Gregor Clegane. Zijn vader wilde de Berg blijkbaar tot en met het laatste klompje ijzererts leeghalen voor hij hem aan de gerechtigheid van de Dorners overgaf. De Dappere Gezellen zouden als hoofden op pieken eindigen en Pinkje zou Harrenhal binnenwandelen zonder zelfs maar een bloedvlekje op zijn mooie kleren te krijgen. Hij vroeg zich af of Petyr Baelish de Vallei al had bereikt. Als de goden goed zijn, is hij op zee tegen een storm aangevaren en verzopen. Maar wanneer waren de goden nu ooit bijzonder goed geweest?

‘Ze moeten allemaal over de kling gejaagd worden,’ verklaarde Joffry ineens. ‘De Mallisters, de Zwartewouds en de Vaarens… allemaal. Het zijn verraders. Ik wil ze dood hebben, grootvader. Ik wil geen milde voorwaarden.’’ De koning wendde zich tot grootmaester Pycelle. ‘En het hoofd van Robb Stark wil ik ook. Schrijft u dat aan heer Frey. Het bevel des konings. Ik wil het op mijn bruiloft aan Sansa voorzetten.’

‘Sire,’ zei ser Kevan geschokt, ‘vrouwe Sansa is nu uw aangetrouwde tante.’

‘Een grapje.’ Cersei glimlachte. ‘Joff meent het niet.’

‘Ik meen het wel,’ hield Joffry vol. ‘Hij was een verrader en ik wil zijn stomme kop hebben. Ik ga Sansa bevelen om het te kussen.’

‘Nee!’ Tyrions stem was schor. ‘Het staat je niet meer vrij om Sansa te kwellen. Begrepen, monster?’

‘U bent het monster, oom,’ snierde Joffry.

‘O ja?’ Tyrion hield zijn hoofd scheef. ‘Misschien kun je dan beter niet zo’n hoge toon tegen me aanslaan. Monsters zijn gevaarlijk, en op dit moment sterven de koningen kennelijk als vliegen.’

‘Daar zou ik je je tong voor kunnen laten uitrukken,’ zei de kindkoning, die rood aanliep. ‘Ik ben de koning.’

Cersei legde beschermend een hand op de schouder van haar zoon. ‘Laat die dwerg maar net zo hard dreigen als hij wil, Jof. Dan zien mijn vader en mijn oom tenminste hoe hij is.’

Daar reageerde heer Tywin niet op; het was Joffry tot wie hij zich richtte. ‘Aerys had ook de behoefte de mensen eraan te herinneren dat hij de koning was.
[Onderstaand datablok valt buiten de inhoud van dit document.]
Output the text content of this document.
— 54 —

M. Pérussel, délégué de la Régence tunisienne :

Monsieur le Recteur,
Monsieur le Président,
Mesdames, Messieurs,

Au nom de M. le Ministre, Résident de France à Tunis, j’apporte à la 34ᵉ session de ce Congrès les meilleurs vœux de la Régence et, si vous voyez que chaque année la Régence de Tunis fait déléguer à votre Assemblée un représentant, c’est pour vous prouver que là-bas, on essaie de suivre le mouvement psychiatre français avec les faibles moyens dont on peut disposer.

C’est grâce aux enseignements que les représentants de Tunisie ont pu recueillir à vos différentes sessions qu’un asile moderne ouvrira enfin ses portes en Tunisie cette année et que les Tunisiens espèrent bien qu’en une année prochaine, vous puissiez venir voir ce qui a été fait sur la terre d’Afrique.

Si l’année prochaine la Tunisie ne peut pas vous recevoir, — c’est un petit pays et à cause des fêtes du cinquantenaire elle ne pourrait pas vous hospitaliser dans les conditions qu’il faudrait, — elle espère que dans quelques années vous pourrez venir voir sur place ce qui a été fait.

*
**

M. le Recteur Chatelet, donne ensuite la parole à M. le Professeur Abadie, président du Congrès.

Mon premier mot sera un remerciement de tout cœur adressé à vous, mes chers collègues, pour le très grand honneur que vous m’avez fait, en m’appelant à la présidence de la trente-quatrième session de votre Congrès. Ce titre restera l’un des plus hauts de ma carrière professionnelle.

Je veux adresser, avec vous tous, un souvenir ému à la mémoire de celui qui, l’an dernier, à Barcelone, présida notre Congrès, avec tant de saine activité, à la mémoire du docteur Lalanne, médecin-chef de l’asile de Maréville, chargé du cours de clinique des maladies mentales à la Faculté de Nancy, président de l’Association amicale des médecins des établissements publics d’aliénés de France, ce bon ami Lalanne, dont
En hij was er ook uitermate dol op, mensen hun tong uit te rukken. Vraag maar aan ser Ilyn Peyn, al zul je van hem geen antwoord krijgen.’

‘Ser Ilyn heeft het nooit gewaagd Aerys zo te provoceren als uw Kobold Joff provoceert,’ zei Cersei. ‘U hebt het toch gehoord? “Monster,” noemde hij hem. Zijne genade de koning. En hij bedreigde hem…’

‘Hou je mond, Cersei. Joffry, als je vijanden je tarten, laat je ze staal en vuur proeven. Gaan ze daarentegen op hun knieën, dan help je ze weer overeind. Anders zal nooit één man zijn knie voor je buigen. En iemand die het nodig heeft om te zeggen dat hij de koning is, is geen waarachtig koning. Aerys heeft dat nooit begrepen, maar jij zult het wel bergrijpen. Als ik je oorlog voor je gewonnen heb, herstellen we de koningsvrede en de koninklijke gerechtigheid. Het enige waar jij je op dit moment om hoeft te bekommeren is het maagdenvlies van Marjolij Tyrel.’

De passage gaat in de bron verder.